See below our recommended deployement when using four different hosts (which includes a 3 nodes Elasticsearch cluster):

• Host 1: OSSEC Manager + Logstash Forwarder
• Host 2: Logstash Server + Elasticsearch Node 1 + Kibana
• Host 3: Elasticsearch Node 2
• Host 3: Elasticsearch Node 3

Requirements

• Operating System: This document includes a detailed description of the steps you need to follow to install the components both in Debian (latest stable is version 8) and CentOS (latest stable is version 7) Linux distributions.

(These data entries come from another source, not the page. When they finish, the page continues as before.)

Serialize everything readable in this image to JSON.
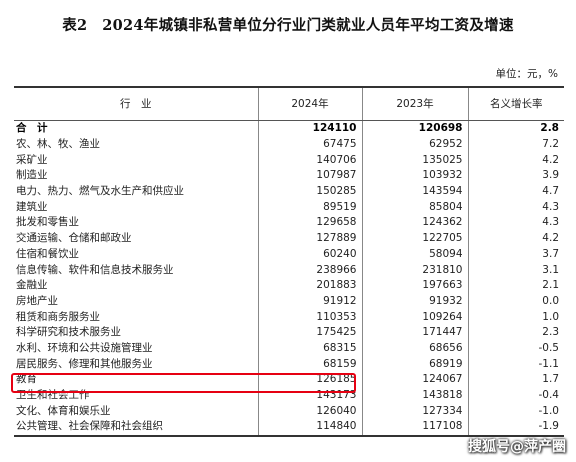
{
  "title": "表2　2024年城镇非私营单位分行业门类就业人员年平均工资及增速",
  "unit": "单位：元，%",
  "headers": [
    "行　业",
    "2024年",
    "2023年",
    "名义增长率"
  ],
  "rows": [
    [
      "合　计",
      "124110",
      "120698",
      "2.8"
    ],
    [
      "农、林、牧、渔业",
      "67475",
      "62952",
      "7.2"
    ],
    [
      "采矿业",
      "140706",
      "135025",
      "4.2"
    ],
    [
      "制造业",
      "107987",
      "103932",
      "3.9"
    ],
    [
      "电力、热力、燃气及水生产和供应业",
      "150285",
      "143594",
      "4.7"
    ],
    [
      "建筑业",
      "89519",
      "85804",
      "4.3"
    ],
    [
      "批发和零售业",
      "129658",
      "124362",
      "4.3"
    ],
    [
      "交通运输、仓储和邮政业",
      "127889",
      "122705",
      "4.2"
    ],
    [
      "住宿和餐饮业",
      "60240",
      "58094",
      "3.7"
    ],
    [
      "信息传输、软件和信息技术服务业",
      "238966",
      "231810",
      "3.1"
    ],
    [
      "金融业",
      "201883",
      "197663",
      "2.1"
    ],
    [
      "房地产业",
      "91912",
      "91932",
      "0.0"
    ],
    [
      "租赁和商务服务业",
      "110353",
      "109264",
      "1.0"
    ],
    [
      "科学研究和技术服务业",
      "175425",
      "171447",
      "2.3"
    ],
    [
      "水利、环境和公共设施管理业",
      "68315",
      "68656",
      "-0.5"
    ],
    [
      "居民服务、修理和其他服务业",
      "68159",
      "68919",
      "-1.1"
    ],
    [
      "教育",
      "126185",
      "124067",
      "1.7"
    ],
    [
      "卫生和社会工作",
      "143173",
      "143818",
      "-0.4"
    ],
    [
      "文化、体育和娱乐业",
      "126040",
      "127334",
      "-1.0"
    ],
    [
      "公共管理、社会保障和社会组织",
      "114840",
      "117108",
      "-1.9"
    ]
  ],
  "watermark": "搜狐号@萍产圈",
  "colors": {
    "highlight": "#e60012"
  }
}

• RAM memory: Elasticsearch tends to utilize a high amount of memory for data sorting and aggregation and, according to their documentation, less than 8GB RAM is counterproductive. For single-host deployments, considering that Elasticsearch will share resources with OSSEC, Logstash and Kibana, we recommend to provision your server with at least 16GB RAM (more if possible). Less than 16GB RAM would only work for small OSSEC deployments.

• OSSEC Wazuh fork: It is required for the integration with ELK Stack. You can install it by following the instructions in our documentation

• Java 8 JRE: Java 8 is required both by Logstash server and by Elasticsearch. In this guide we have also included a description on how to install it.

OSSEC alerts dashboard

Kibana offers interactive visualization capabilities, that we have used to put together an OSSEC alerts dashboard with visualization of alerts geolocation and timeline. In addition you will be able to see the alerts level evolution, and charts showing you aggregated information for easy analysis. Filters can also be applied, as all alert fields are also indexed by the search engine. See below an screenshot of this dashboard.

PCI DSS compliance dashboard

OSSEC HIDS can be used to become compliant with PCI DSS, especially due to the intrusion detection, file integrity monitoring and policy enforcement capabilities. This dashboard will make use of OSSEC rules mapping with the compliance controls, showing useful information to identify which systems are not fully compliant with the regulation.